II – SOMMES NOUS MANIPULES ?
Sommes nous manipulés? La réponse est affirmative. D’après I. RAMONET, dans son autre livre ‘’propagandes silencieuses’’ celui-ci montre comment se fabrique l’idéologie, comment se construit la silencieuse propagande qui vise à domestiquer les esprits, à violer les cerveaux et intoxiquer les cœurs.
A l’aide d’exemples puisés dans la télévision et au cinéma, il nous explique les mécanismes et les procédés d’endoctrinement contemporain. Comment sans que nous nous en apercevions les nouveaux hypnotiseurs entrent par effraction dans notre pensée et y greffent des idées qui ne sont pas les nôtres !
Ainsi dans nos sociétés médiatiques, un enfant de quatre ans, avant même d’entrer à l’école, a déjà été soumis à quelques milliers d’heures de télévision et a gavé ses yeux de suggestions qui vont perdurer. Car toutes ces images : spots publicitaires, films catastrophes, scènes violentes… laissent des traces subliminales dont l’influence à la longue, peut déterminer les comportements.
La démocratie est en danger, le travail de sape dépossède le citoyen de tout pouvoir politique et le peuple de toute souveraineté. Les intérêts économiques des puissants et la passivité des esprits, nous entraîne à vivre et à penser comme des porcs, selon l’expression de Gilles CHATELET. Pour lui nous sommes passés de ‘’la chair à canon à la chair à consensus’’. On ajoutera, s’agissant des petits, que nous passons de ‘’l’enfant roi à l’enfant proie’’. Les libéraux n’ont-ils pas baptisé une de leurs émissions ‘’les enfants de la télé’’.
Pour parvenir à leurs fins, les libéraux de l’économie globale ont choisi la méthode douce, comme le consensus mou. Dormez braves gens on s’occupe de tout. Loin des rapports de domination brute à l’ancienne, le nouveau capitalisme met en place une chaîne invisible.
J’aime cette citation de Raoul VANEIGEM ‘’Le désordre permissif est pour les capitalistes d’aujourd’hui plus rentable que l’ordre moral d’hier’’.

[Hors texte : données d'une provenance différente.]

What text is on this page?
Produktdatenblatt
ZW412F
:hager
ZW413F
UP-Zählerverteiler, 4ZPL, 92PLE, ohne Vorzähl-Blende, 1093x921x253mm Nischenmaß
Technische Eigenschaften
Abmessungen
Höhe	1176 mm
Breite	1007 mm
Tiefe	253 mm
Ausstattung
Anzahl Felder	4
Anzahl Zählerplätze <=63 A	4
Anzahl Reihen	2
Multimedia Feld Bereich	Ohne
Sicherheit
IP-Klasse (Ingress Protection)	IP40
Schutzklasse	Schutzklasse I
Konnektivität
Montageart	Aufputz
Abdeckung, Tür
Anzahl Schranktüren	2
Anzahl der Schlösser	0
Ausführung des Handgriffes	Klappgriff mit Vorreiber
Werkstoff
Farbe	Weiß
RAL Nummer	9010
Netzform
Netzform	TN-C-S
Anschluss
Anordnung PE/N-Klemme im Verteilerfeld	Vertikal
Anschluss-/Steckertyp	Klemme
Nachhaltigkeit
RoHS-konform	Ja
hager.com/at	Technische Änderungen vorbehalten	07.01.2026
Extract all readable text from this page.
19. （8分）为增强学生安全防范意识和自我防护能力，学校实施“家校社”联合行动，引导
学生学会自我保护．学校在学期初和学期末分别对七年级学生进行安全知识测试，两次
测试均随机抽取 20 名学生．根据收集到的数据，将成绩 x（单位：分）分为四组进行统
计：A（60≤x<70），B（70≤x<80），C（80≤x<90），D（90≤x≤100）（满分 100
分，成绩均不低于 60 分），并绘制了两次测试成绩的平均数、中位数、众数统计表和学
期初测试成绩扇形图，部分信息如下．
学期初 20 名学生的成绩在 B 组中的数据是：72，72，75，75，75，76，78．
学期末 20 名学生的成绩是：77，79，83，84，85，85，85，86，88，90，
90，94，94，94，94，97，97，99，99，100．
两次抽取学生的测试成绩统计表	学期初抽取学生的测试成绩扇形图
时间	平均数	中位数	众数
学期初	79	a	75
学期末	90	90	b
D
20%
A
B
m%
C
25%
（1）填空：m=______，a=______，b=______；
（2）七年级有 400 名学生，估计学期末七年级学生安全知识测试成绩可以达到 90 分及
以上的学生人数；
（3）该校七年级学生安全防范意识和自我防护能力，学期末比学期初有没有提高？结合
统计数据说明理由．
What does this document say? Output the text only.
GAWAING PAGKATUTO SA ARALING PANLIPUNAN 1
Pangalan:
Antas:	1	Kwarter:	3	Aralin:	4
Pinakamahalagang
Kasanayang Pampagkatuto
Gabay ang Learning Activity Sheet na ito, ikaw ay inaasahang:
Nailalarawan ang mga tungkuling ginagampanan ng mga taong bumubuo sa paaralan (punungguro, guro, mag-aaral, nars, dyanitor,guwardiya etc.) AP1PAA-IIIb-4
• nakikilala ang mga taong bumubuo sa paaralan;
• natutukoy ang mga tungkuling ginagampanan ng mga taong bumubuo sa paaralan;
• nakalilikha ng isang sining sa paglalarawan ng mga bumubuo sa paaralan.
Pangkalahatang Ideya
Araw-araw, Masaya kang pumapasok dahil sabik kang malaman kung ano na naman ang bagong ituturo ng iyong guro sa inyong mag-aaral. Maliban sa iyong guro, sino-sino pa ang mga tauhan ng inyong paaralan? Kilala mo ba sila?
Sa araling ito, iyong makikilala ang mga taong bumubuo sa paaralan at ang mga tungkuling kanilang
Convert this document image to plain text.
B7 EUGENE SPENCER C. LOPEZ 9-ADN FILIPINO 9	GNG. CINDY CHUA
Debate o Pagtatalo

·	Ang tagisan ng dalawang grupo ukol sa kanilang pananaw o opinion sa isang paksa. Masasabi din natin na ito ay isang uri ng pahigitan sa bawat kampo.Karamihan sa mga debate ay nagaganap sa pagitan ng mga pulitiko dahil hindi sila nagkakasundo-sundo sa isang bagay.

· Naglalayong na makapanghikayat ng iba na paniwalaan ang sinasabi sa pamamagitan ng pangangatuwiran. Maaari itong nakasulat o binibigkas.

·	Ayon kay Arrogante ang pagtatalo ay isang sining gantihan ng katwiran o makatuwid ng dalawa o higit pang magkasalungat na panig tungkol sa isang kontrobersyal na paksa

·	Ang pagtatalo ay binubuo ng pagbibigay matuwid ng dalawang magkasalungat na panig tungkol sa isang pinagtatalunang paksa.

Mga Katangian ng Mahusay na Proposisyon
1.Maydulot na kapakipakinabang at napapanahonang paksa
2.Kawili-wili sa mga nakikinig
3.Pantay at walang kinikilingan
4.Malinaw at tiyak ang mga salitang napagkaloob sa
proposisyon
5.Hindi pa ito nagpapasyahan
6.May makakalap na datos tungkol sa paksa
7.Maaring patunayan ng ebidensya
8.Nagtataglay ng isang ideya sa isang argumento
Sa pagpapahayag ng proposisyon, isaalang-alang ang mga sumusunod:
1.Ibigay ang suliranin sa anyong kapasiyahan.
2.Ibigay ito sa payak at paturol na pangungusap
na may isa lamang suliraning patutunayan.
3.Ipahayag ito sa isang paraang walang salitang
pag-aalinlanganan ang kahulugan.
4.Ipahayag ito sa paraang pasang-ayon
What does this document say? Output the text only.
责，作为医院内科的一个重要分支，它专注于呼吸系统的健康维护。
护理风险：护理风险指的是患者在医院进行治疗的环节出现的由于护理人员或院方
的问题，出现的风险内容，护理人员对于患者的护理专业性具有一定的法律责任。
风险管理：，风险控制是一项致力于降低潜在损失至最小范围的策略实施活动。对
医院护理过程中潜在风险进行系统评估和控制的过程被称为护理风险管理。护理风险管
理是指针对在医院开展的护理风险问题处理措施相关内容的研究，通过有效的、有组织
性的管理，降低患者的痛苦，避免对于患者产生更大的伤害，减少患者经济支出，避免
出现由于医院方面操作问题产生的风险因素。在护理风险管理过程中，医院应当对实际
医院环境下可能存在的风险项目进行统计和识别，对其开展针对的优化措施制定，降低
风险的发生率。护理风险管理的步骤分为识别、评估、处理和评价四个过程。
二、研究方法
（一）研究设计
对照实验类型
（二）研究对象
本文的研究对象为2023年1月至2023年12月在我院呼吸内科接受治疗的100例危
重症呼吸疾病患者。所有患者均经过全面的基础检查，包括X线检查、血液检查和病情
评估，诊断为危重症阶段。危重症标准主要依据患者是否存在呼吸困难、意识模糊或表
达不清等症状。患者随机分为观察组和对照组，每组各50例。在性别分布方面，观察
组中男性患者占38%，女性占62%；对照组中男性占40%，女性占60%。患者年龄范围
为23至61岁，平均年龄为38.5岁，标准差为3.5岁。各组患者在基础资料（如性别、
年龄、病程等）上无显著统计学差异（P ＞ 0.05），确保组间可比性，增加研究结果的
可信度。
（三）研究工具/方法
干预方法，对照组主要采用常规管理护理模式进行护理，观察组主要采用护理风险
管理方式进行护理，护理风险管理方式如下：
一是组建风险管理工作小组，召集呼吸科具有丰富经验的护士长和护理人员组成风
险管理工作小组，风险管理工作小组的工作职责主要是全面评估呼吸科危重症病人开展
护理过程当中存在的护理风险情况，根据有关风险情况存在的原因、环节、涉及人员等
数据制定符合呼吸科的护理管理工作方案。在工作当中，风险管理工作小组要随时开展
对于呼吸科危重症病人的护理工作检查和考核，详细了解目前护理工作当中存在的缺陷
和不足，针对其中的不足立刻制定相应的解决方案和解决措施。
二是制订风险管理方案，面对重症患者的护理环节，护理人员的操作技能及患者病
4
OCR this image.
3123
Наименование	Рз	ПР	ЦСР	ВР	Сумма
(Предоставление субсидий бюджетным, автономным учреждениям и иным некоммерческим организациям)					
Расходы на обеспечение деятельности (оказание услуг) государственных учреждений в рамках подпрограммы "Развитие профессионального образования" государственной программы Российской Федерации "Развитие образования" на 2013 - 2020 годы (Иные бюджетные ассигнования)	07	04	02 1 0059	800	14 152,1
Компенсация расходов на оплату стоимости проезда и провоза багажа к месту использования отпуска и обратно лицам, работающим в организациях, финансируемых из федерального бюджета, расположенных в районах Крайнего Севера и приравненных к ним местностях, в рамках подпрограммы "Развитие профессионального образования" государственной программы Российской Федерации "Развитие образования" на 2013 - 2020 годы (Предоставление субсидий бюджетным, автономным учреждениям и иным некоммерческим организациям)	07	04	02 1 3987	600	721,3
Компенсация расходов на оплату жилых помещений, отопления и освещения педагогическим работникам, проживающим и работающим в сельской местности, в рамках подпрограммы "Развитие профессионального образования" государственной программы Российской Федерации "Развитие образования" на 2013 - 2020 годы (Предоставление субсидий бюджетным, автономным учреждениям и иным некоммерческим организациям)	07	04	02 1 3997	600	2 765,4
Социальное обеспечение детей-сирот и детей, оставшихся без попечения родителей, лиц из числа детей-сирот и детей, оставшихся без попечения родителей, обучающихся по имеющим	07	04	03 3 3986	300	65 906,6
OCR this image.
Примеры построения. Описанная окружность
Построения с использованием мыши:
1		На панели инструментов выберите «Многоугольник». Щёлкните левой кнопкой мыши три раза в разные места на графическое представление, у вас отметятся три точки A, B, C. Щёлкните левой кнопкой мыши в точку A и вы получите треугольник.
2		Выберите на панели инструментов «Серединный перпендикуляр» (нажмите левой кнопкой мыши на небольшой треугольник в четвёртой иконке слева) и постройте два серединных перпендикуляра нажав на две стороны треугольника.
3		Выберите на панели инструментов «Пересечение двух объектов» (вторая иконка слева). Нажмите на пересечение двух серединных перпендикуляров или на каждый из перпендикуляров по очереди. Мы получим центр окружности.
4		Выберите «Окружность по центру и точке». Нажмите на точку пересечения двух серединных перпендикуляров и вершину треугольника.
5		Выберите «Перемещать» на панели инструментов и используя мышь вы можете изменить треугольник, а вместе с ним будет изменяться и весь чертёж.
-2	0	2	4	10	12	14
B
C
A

En effet, le système est merveilleusement efficace, cette chaîne invisible est auto-entretenue par ceux qu’elle aliène. Les libéraux du XXI siècle ont réussi ce que LA BOETIE dénonçait déjà au 18 ème siècle, la servitude volontaire.
L’art de réduire les têtes comme dirait Dany-Robert DUFOUR est en marche. Pour lui, après l’enfer du nazisme et la terreur du communisme, il est possible qu’une nouvelle catastrophe se profile à l’horizon.
Cette fois c’est le néolibéralisme qui veut fabriquer à son tour un ‘’homme nouveau’’. Tous les changements en cours induisent des changements dans la vie des hommes, mais surtout dans la vie des jeunes générations qui vont se trouver face aux nouvelles façons de consommer, de s’informer, de s’éduquer, de travailler, et plus généralement de vivre avec les autres.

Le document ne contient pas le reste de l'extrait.